DA software is in CVS, under vgridtools root. A test instance is available in:

/virgoDev/vgridtools

An important requirement is that the files are POSIX accessible in the local storage.


DT components

The main DT files are:

  • vgridtools/TS/TS.py: the DT code;
  • vgridtools/TS/TS.ini: DT configuration file;
  • vgridtools/TS/TS.log: DT log file;
  • vgridtools/TS/socketServer.py: socket server implementing the communication protocol;
  • vgridtools/TS/ts_send_command.py: socket client.


DT features

Here are the main features of the transfer framework:

  • It implements a communication channel to the DAQ via a socket server/client: new files are directly added to the transfer queues.
  • The same channel also acts as a user interface (command queue) to the data transfer: the user can manually add or remove files from the transfer queues, open/close transfer flows to a transfer endpoint, etc.
  •  The use of the Grid LCG tools allows to use a single command (lcg-cp) to make the first local->remote transfer and third party transfers (replicas between two remote storage servers).
  • It implements a "load balancing" among the data flows: the system keeps track of the actual number of incoming and outgoing flows in each endpoint, and chooses the following replica endpoints among the least "crowded" ones. Furthermore, in the configuration it is possible to set limits on the number of concurrent incoming/outgoing flows in each endpoint.
  • It implements local and remote file checksums
  • The remote file replicas are added to the Grid LCG File Catalogue (LFC), which provides a solution for data bookeeping and a transparent way to access data stored in a distributed environment.


"Robustness" features:
  • The transfer process (lcg-cp) is done by a subprocess launched by the main thread. The main thread monitors the process, kills it in case of timeouts, traces transfer failures, etc...
  • The system keeps track of each file's transfer failures. After a given number of transfers retries the file is marked as "failed" and put in a dead queue. It can be put back to the transfer queue manually by the operator, through the socket command queue.
  • The system keeps track on the transfer failures from/to each endpoint. An endpoint is automatically closed if transfers from/to it consecutively fail more than a given (configurable) number of times. It can be later re-opened by the operator through the command queue.
  • The command queue is persistent, thus in case of crash of the DT process the commands aren't lost, and are processed once the DT is back.
  • The DAQ infrastructure also keeps track of the messages in case they don't reach the socket server, thus also in case of server crash files aren't lost.

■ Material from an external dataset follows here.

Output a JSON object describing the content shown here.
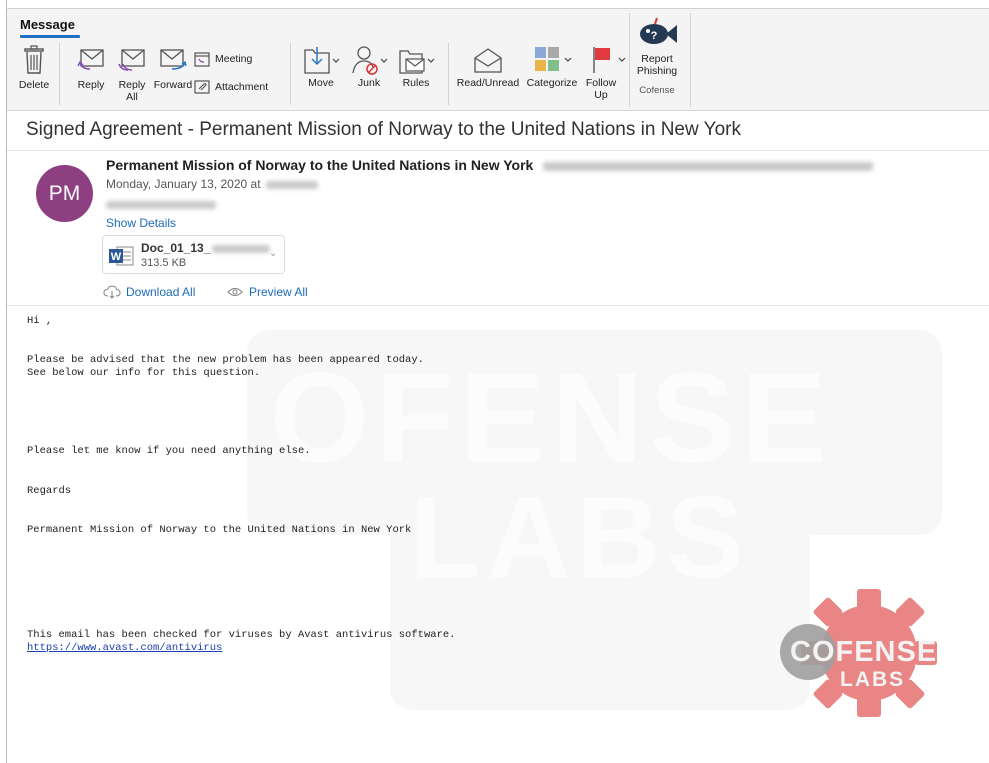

The DT was tested during the VSR3. It transferred ~3 TB of raw data (5 days) to Cnaf (disk/GPFS) and in2p3 (tape/HPSS via dCache).
Although the test was done in parallel with the "official" data transfer, therefore not in ideal conditions, no latency was observed, and
the robustness of the framework was confirmed.


DT configuration: TS.ini


Work in progress


how to run DT (admin only)

The DT needs a valid Grid certificate and proxy. Currently DT uses Alberto Colla's certificate, with automatically proxy renewal. It is foreseen to use a Robot certificate for a production environment.


start the DT process: ./vgridtools/TS/startTS.sh

start the socket server: ./vgridtools/TS/startSocket.sh


DT web interface

DT provides a dynamic web interface. In the available test configuration the content is broadcast through the port 8564

The easiest way to display the web insterface is to open a SSH tunnel to virgo-ui.virgo.infn.it:8564:

ssh <username>@virgo-ui.virgo.infn.it -L 8564:virgo-ui.virgo.infn.it:8564 -N

then open a browser and type:

http://localhost:8564/status.esp

Below is a screenshot of the display:

DT Display























The tables displayed are:

1. SE Status: displays the status of the various transfer endpoints enabled in the configuration.
  • SE hostname: The first is the local storage.
  • Status: True if the storage is ON, False otherwise
  • Data IN/OUT: the number of data streams currently incoming/outgoing from the storage
  • Consecutive failures: number of consecutive transfer failures to/from this storage. If the maximum number of allowed failures is overcome the storage endpoint is automatically set OFF, and can be eventually turned ON by the user (see Communication Protocol chapter)
  • Next status switch: time of the next scheduled status switch (see Communication Protocol chapter)
  • Comment: Comment associated to the user's status switch (see Communication Protocol chapter)

2. Queue status: the number of transfer tasks in each queue: Checksum/Transfer/Register/Done/Delayed/Dead is displayed.
  • Checksum: local checksum
  • Transfer: transfer from local to remote endpoint, or between two remote endpoints
  • Register: registration to the Grid Logical File Catalog (LFC) of the transferred files
  • Done: number of done tasks
  • Delayed: Number of delayed tasks (a task is delayed if, for instance, an endpoint is OFF, or if the maximum number of concurrent transfers is reached)
  • Dead: Number of failed transfers
3. File status: the status of each transfer task
  • File name: the file name
  • Size: the file size
  • Status: Current status
  • Local checksum: local checksum
  • Remote checksums: an array containing the checksums of the remote files (one for each endpoint, in the same order as the SE Status table). Clearly remote and local checksums must coincide!
  • Transfer status: array containing the transfer status to each endpoint: None|Error|Done|Failed
  • Fransfer failures: array containing the number of transfer failures to each endpoint. If the transfer fails for more than the maximum allowed times it is considered Failed.
  • Register status: array containing the registering status of each replica.
  • Register failures: array containing the number of register failures of each replica.
  • File is valid: True if the file is valid. User can set the file as "invalid" via a socket server command; in this case the task is removed from the queue.

DT-User communication protocol

The DT communicates with the Virgo FrameBuilder and the administrators through TCP protocol and a client-server framework.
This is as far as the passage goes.